Chegado o inverno, as previsões meteorológicas apontam para tempo frio nos próximos dias, com alguns distritos do país a registarem temperaturas negativas.
Com a descida das temperaturas, aumenta o risco de doenças respiratórias, agravamento de condições crónicas e acidentes, alerta a Direção-Geral da Saúde (DGS), que partilha um conjunto de recomendações que visa maior proteção contra o frio, com especial atenção para os grupos mais vulneráveis.
A DGS aconselha as pessoas a manter-se quentes, evitando exposições prolongadas ao frio e mudanças bruscas de temperatura. Para tal, recomenda que ajustem a roupa ao ambienta, vestindo peças de roupa por camadas.
O uso de gorro, luvas, cachecol e meias quentes ajuda a proteger as extremidades e perda de calor, enquanto o uso de calçado antiderrapante é recomendado para prevenir quedas.
É ainda importante manter a pele hidratada, principalmente mãos, pés, cara e lábios, e beber água mesmo que não sinta sede.
No que toca à alimentação, é aconselhado o consumo de sopas e bebidas quentes, refeições mais frequentes e alimentos ricos em vitaminas, sais minerais e antioxidantes (por exemplo, frutos e hortícolas), que contribuem para reduzir o aparecimento de infeções.
“Faça uma alimentação variada e saudável, evitando alimentos fritos, com muita gordura ou açúcar” e “evite o álcool, pois cria uma falsa sensação de calor e aumenta o risco de hipotermia”, sugere a DGS.
“As crianças pequenas, pessoas idosas, pessoas com doenças crónicas, trabalhadores ao ar livre ou pessoas em situação de isolamento ou sem abrigo precisam de vigilância redobrada”, acrescenta numa nota pública.
Em casa, as medidas de proteção incluem a verificação do estado dos equipamentos de aquecimento, devendo ser garantida uma ventilação adequada para renovar o ar.
O funcionamento de lareiras, salamandras e braseiras requer também um especial cuidado, atendendo ao risco de libertação de monóxido de carbono (gás tóxico e silencioso) e de acidentes que resultem em queimaduras, reforça a DGS, que aconselha a “apagar ou desligar os sistemas de aquecimento antes de se deitar ou sair de casa, de forma a evitar fogos ou intoxicações”.
“Evite dormir/descansar muito perto da fonte de calor, promova uma boa circulação de ar, não fechando completamente as divisões da casa, evite as correntes de ar frio, mantenha sob vigilância e siga as instruções de utilização de botijas de água quente e colchões elétricos, para evitar o risco de queimadura”, recomenda ainda a DGS, entre outras medidas de prevenção e proteção.

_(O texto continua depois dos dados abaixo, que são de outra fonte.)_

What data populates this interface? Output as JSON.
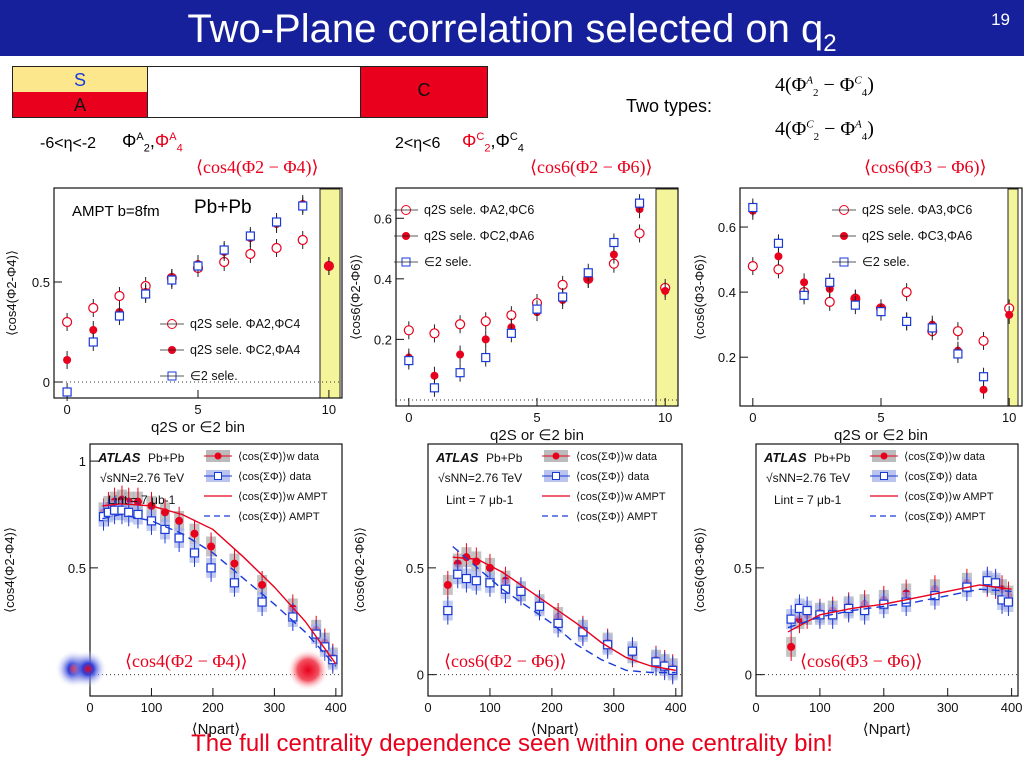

Em situações meteorológicas extremas, as viagens devem ser evitadas, recomenda ainda a DGS, alertando os automobilistas para a adoção de uma condução preventiva, “uma vez que podem existir zonas com gelo, pouca visibilidade e pavimento escorregadio”.
“Adote uma manutenção regular do veículo, realize as revisões periódicas recomendadas pelo fabricante, verifique regularmente a pressão dos pneus, bem como o seu estado geral, acompanhe os níveis de óleo, água e outros fluidos essenciais e assegure o bom funcionamento de luzes, travões e limpa-pára-brisas”, aconselha ainda.
A DGS reforça ainda a importância da vacinação contra a gripe e a Covid-19, de modo a reduzir o risco de doenças graves, internamentos e complicações respiratórias, e apela aos utentes que liguem para o SNS 24 (808 24 24 24) em caso de doença, ou para o 112 se suspeitar de uma situação de hipotermia.
“Os sinais típicos incluem tremores, respiração lenta, cansaço ou confusão e pele pálida e fria”, destaca.